На дубе по другую сторону лыжни впрямь висел одинокий листик, он был небольшим среди братьев, зато крепким, будто вырезанным из железа. Зимой он сделался бурым, и всё время вздрагивал, наблюдая, как другие листья падают на землю.
— Папа, а почему листик не слетел на землю? – спросил Лёва.
— А ты как думаешь, почему? – отец подмигнул.
— По снегу, между дубами оврага пролегала лыжня, по ней весело бегали дети и взрослые. Листику тоже было весело, он хотел сорваться и лететь следом, однако его удерживало желание навсегда остаться возле милой дамы.
Это я так объяснил Лёве. Он доверчиво махнул головой, и мы поехали вверх по дну оврага.
Уже наступила весна, но снег ещё не таял. Овраг упирался в дорожку, что вела к Михайловским дачам. Там лыжня делала поворот и вела по просеке назад к теплотрассе, то есть к началу круга.
Стоял ветреный мартовский вечер. Мы уже пробегали второй круг, и тут я остановился. Из норки, что таилась у основания сухого, корявого дуба вылез мышонок. Он учуял запах печенья, его крошки остались в колее лыжни после трапезы двоих девочек. Тут днём лыжницы фотографировали «даму», что чинно сидела на сухом стволе дерева, и называли её царицей оврага.
Бурый хвостатый комочек с большими ушами и хвостом осторожно добрался до лыжни и нырнул в ямку.
Мышонку повезло, в канаву от лыжной палки девочка уронила половину печенья, а потому пушистый комочек залез в ямку и принялся грызть сладкое печенье с таким аппетитом, что снаружи только хвостик шевелился.
Игривый ветер гнал впереди по лыжне коричневый палый лист. Было такое ощущенье, что это бегут мышата.
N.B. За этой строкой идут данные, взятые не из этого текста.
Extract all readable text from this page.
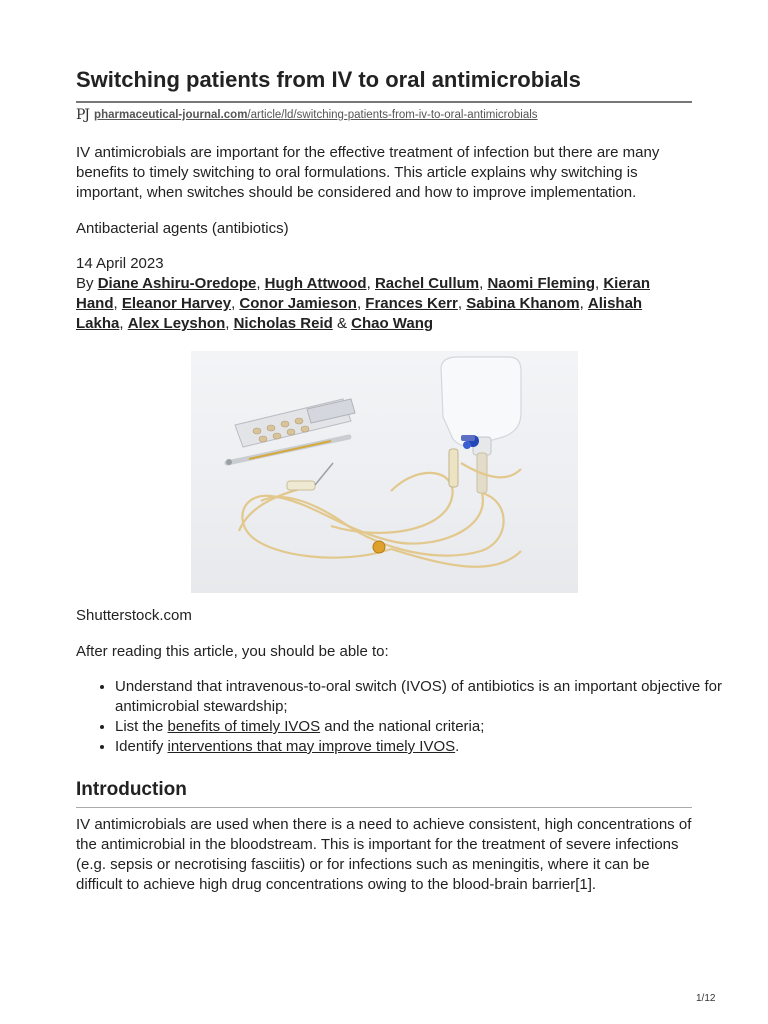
Switching patients from IV to oral antimicrobials
PJ pharmaceutical-journal.com/article/ld/switching-patients-from-iv-to-oral-antimicrobials

IV antimicrobials are important for the effective treatment of infection but there are many benefits to timely switching to oral formulations. This article explains why switching is important, when switches should be considered and how to improve implementation.

Antibacterial agents (antibiotics)

14 April 2023

By Diane Ashiru-Oredope, Hugh Attwood, Rachel Cullum, Naomi Fleming, Kieran Hand, Eleanor Harvey, Conor Jamieson, Frances Kerr, Sabina Khanom, Alishah Lakha, Alex Leyshon, Nicholas Reid & Chao Wang

Shutterstock.com

After reading this article, you should be able to:

• Understand that intravenous-to-oral switch (IVOS) of antibiotics is an important objective for antimicrobial stewardship;
• List the benefits of timely IVOS and the national criteria;
• Identify interventions that may improve timely IVOS.
Introduction

IV antimicrobials are used when there is a need to achieve consistent, high concentrations of the antimicrobial in the bloodstream. This is important for the treatment of severe infections (e.g. sepsis or necrotising fasciitis) or for infections such as meningitis, where it can be difficult to achieve high drug concentrations owing to the blood-brain barrier[1].

1/12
Я отстал, делая вид, что хочу прокатиться с горки. А на самом деле мне хотелось понаблюдать за смелым мышонком. Я выглянул из-за сломанного дерева, на котором слоёным кремом высилась шапка снега, краем глаза уловил движение рыжего пятна.
С пригорка мышонка заметил голодный молодой лис. Мышонок был для него лакомством. Конечно, пахло людьми, но в овраге всюду пахло людьми, главное, не пахло порохом.
«Ого, вышел на охоту!» — подумал я, замирая.
Листик, казалось, тоже увидел ярко-рыжего зверька, бежавшего к лыжне и вздрогнул: сейчас тот схватит мышонка.
Он трепетал всё сильнее, не зря провисел всю зиму, пришла пора рыцаря совершить подвиг перед дамой.
Вот дунул порыв ветра, Листик оторвался, закружился и упал в ямку рядом с мышонком, выставив наружу длинный черешок. Ямку продувал ветер, оттого черешок листа тоже шевелился.
Рыжий охотник подкрался близко и, прыгнув, ударил лапами.
Увы, он поймал обычный дубовый лист, а мышонок успел убежать.
Потом ветер подхватил Листик и унёс далеко от милой дамы. Но царица оврага успела благословить рыцаря на подвиг, и он его совершил.
Так я и объяснил папе и Лёве исчезновение листика, который вот уже вторую неделю весны встречал нас радостным трепетом.
Отец задумчиво осмотрел следы, похожие на собачьи, потом улыбнулся:
— Получается, дубовый листик спас жизнь мышонку? Молодец! Ну что, дадим ещё кружок, фантазёр?